Porous Fluorocarbon from Rice Husk for the Efficient Separation of Gases.

Abstract

A porous fluorocarbon sorbent is synthesized from rice husk (RH) in a microwave reactor and then evaluated for the adsorption of different gases (CH4, CO2, and N2). The fluorocarbon is characterized by Fourier transform infrared spectroscopy (FTIR), X‐ray diffraction (XRD), Brunauer–Emmett–Teller (BET), Raman spectroscopy, Thermal gravimetric analysis (TGA), and X‐ray photoelectron spectroscopy (XPS).
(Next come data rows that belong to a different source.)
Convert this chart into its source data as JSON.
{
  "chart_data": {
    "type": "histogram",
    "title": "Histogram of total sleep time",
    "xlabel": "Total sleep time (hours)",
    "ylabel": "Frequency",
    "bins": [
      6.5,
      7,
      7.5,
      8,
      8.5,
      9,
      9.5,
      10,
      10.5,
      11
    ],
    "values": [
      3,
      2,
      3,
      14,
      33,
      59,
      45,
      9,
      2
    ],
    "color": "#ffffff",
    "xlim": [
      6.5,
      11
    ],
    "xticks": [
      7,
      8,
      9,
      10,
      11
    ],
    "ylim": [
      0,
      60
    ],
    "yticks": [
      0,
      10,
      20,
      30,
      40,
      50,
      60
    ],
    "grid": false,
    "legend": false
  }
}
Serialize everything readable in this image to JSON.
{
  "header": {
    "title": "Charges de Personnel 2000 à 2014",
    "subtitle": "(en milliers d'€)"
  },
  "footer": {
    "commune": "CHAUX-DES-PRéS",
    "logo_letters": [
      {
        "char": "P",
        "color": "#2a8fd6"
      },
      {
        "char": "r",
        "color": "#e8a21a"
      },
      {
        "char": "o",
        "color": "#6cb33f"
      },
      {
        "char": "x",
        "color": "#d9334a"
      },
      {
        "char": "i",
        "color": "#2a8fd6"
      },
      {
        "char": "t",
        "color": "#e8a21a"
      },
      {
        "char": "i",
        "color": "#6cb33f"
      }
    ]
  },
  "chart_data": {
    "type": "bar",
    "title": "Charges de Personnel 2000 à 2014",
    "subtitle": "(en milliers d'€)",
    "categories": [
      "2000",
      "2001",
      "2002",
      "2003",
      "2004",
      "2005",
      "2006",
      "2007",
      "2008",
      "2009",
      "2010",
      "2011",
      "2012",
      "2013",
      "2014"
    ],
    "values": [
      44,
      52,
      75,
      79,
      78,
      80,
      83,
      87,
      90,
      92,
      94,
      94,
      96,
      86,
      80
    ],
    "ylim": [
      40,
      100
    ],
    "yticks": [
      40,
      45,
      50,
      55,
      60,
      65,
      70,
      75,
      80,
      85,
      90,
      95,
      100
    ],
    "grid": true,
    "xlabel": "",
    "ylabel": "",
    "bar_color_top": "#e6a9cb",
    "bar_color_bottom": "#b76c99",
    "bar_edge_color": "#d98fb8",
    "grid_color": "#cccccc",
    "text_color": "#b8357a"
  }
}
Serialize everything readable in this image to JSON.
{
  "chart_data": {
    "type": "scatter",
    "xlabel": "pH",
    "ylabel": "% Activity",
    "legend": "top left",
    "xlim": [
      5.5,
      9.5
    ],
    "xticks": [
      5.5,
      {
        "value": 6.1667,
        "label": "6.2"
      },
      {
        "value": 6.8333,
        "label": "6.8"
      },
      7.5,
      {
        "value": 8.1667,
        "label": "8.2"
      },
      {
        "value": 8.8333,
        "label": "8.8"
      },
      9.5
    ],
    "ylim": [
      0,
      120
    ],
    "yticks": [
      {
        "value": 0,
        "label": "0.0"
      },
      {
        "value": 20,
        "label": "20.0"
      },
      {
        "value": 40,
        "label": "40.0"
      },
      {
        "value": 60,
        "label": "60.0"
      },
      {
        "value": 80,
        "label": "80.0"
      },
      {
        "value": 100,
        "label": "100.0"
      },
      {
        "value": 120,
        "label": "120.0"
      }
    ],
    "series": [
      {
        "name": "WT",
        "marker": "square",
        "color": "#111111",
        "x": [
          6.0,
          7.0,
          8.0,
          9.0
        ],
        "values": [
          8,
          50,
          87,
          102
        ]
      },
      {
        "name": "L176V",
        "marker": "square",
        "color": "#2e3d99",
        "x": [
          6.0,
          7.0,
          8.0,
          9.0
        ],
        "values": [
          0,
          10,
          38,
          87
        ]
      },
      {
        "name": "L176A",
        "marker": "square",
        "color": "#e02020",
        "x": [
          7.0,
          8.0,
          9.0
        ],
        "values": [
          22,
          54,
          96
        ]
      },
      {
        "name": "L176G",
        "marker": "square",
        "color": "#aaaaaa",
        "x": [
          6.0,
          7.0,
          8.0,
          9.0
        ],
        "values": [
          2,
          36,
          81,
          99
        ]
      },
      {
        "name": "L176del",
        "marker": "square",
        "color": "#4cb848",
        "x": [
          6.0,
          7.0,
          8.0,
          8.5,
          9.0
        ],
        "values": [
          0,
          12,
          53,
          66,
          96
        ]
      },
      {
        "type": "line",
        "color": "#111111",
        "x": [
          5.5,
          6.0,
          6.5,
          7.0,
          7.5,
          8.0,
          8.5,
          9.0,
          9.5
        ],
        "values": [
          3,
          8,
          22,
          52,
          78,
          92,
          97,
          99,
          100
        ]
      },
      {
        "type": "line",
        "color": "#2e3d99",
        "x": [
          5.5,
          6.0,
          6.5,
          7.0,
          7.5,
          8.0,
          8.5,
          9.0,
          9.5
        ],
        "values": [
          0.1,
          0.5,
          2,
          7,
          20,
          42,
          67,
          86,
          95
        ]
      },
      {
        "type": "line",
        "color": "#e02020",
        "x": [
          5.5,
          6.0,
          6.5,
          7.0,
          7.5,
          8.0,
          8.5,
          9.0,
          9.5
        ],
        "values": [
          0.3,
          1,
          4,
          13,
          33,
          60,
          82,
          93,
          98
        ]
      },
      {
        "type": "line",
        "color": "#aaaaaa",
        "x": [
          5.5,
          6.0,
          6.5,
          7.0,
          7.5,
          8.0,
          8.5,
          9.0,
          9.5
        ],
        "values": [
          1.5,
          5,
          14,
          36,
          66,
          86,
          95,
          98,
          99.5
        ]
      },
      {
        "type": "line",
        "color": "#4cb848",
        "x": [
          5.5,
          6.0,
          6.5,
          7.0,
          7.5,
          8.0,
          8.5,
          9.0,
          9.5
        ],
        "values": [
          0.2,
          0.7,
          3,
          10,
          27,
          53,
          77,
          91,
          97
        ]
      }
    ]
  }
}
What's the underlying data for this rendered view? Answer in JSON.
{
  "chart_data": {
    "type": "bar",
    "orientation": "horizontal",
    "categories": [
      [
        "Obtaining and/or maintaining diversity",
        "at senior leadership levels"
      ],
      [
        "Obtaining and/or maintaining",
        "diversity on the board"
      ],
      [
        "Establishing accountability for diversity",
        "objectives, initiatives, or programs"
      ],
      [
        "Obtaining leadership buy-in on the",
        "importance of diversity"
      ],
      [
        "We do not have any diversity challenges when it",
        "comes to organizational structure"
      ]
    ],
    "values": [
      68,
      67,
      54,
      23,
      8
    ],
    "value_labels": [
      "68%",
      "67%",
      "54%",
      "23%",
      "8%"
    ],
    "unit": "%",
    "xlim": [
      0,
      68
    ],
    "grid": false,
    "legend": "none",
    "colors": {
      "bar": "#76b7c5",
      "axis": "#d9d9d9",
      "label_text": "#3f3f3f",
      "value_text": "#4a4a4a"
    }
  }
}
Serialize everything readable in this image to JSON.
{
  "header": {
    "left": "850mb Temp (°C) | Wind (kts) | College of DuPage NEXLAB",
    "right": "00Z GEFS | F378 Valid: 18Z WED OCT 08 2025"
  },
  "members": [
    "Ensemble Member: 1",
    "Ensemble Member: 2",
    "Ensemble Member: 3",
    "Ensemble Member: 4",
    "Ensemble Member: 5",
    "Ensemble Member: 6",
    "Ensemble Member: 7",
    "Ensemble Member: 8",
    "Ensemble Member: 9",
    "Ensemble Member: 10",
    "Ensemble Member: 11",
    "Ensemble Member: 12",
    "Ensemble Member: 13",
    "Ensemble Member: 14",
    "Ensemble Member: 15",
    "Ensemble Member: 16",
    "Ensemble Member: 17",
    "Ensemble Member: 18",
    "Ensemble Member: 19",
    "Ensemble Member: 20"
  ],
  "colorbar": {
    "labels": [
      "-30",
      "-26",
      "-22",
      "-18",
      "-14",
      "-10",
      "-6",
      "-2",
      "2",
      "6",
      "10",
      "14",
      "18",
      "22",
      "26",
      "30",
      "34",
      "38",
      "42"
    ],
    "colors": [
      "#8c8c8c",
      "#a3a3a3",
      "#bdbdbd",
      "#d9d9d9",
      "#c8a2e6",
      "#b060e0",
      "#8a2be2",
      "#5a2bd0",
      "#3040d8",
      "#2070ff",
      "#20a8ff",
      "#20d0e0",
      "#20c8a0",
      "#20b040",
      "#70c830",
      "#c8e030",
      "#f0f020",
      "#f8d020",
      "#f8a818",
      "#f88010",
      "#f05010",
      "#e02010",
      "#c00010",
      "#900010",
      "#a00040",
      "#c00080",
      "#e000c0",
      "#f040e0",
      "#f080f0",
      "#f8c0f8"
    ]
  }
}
Significant enhancement in the surface area of activated carbon material is obtained from 29 to 531 m2 g−1 after removing naturally present silica in RH. Results reveal that rice husk fluorocarbon (RHF) has a higher adsorption affinity for CO2 (1.8 mmol g−1) than that of the sulfonated rice husk (RHS) (1.4 mmol g−1) at 298 K while the corresponding separation factor of CO2/CH4 is 4 and 3; respectively. Higher separation factors of 12 and 10 are observed for the binary system of CO2/N2, respectively. Quantum chemical density functional theory (DFT) calculations agree with the experimental observations. They reveal that RHF exhibits strong columbic interactions with considerable interaction energies of −87.85, −76.75, and −55.65 kcal mol−1 with CO2, CH4, and N2 gases; respectively. Finally, the adsorption process results are highly reproducible, with a small decrease in the adsorption capacity of less than 5% after repeated trials.